Art is often a difficult thing to define. And similarly, creating challenging, inspired programs may take a subtler set of minds and a little more time than scheduling next year’s algebra class. But so be it. The teachers and administrators who have to think out of the box to create these programs will benefit as well. I know there are tons of people in the entertainment industry who would love to offer their services up to help create these programs. But they need to see the opening, the invitation. One thing the schools can do, and that you can do, is support legislation that opens the opportunities for teachers in this area. Allow for the possibility that there may be different kinds of life and work experience that render someone qualified.

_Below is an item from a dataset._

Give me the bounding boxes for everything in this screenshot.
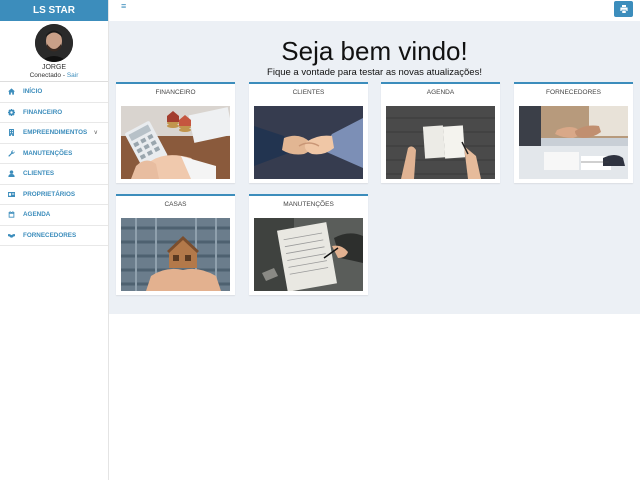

So I’m here to thank you, for offering yourself up for a life in public service, to thank you for being willing to tackle the seemingly ‘untackleable’. And I’m here to beg you, when there is legislation in front of you that makes our children’s right to express themselves, their right to access all that there is that will help them survive in a world that scares us all, that you take the hard stand and follow what we all know is true.

That strong, giving, powerful, constructive people are not born from math and English alone.

Just because it’s beautiful, doesn’t make it frivolous. We are kidding ourselves if we think that art programs in schools are a luxury, they are a necessity. It is our duty to stand as guardians of them. Thank you.

Oscar Acceptance Speech

1998
The first time I saw “Mrs. Brown” — I saw it three times — the first time, I leaned over to my beloved and said, “She’s going to win an Academy Award.” And in my mind tonight, she has. And so has Julie Christie and Helena Bonham Carter and so has Kate Winslet. For that matter, so has Billy Connelly and so has Joan Allen. I’m honored to work in a year when there were so many magnificent performances. I’m here for one reason and that’s Jim Brooks. One single reason, and that’s the only reason, really. That’s the only reason. I thank — I’m tired of thanking you. I thank god for giving me a little piece of you. Jack, I worship you, you know it. Greg, I hope you hold in your heart how beautiful your performance in this movie was. I’d like to thank our producers, everyone at Sony, the team of experts it took to make me available for this movie, my acting teachers, Lurene, Gordon Hunt, Gary Austin, for giving me to way to learn about myself. My parents who are sobbing at this point. My friends who are at home jumping up and down and you, the very — just very best man I know. Thank you so much. This is a magnificent honor. Thank you very much!

Emmy Acceptance Speech

1999
Goodness gracious–(Hunt gets cut off by cheers from audience, Hunt laughs). Um, ok thank you so much and thank you for the compliments and uh, uh, I’d like to thank my partner Connie Tavel for seeing my career through these seven years and my agent Bryan Lourd and Kevin Huvane and Steven Huvane for everything and, um, our cast and crew and, um, our wonderful directors, especially my father Gordon Hunt and Michael Lembeck who when I said, “Yeah, but I wanna direct,” said, “Alright, I’ll teach you how.” So thank you so much and um, just a family of people that made it the most, uh, creative kind of safe, loving place to work and uh, Vic Levin our magnificent writer and before him Larry Charles and before him Jeffery Lane and before him Danny Jacobson and um, Paul Reiser thanks for inviting me to be on a show with you and how will I ever find someone to act with who I trust and love so much and my beautiful husband. Thank you so very, very, very, very much.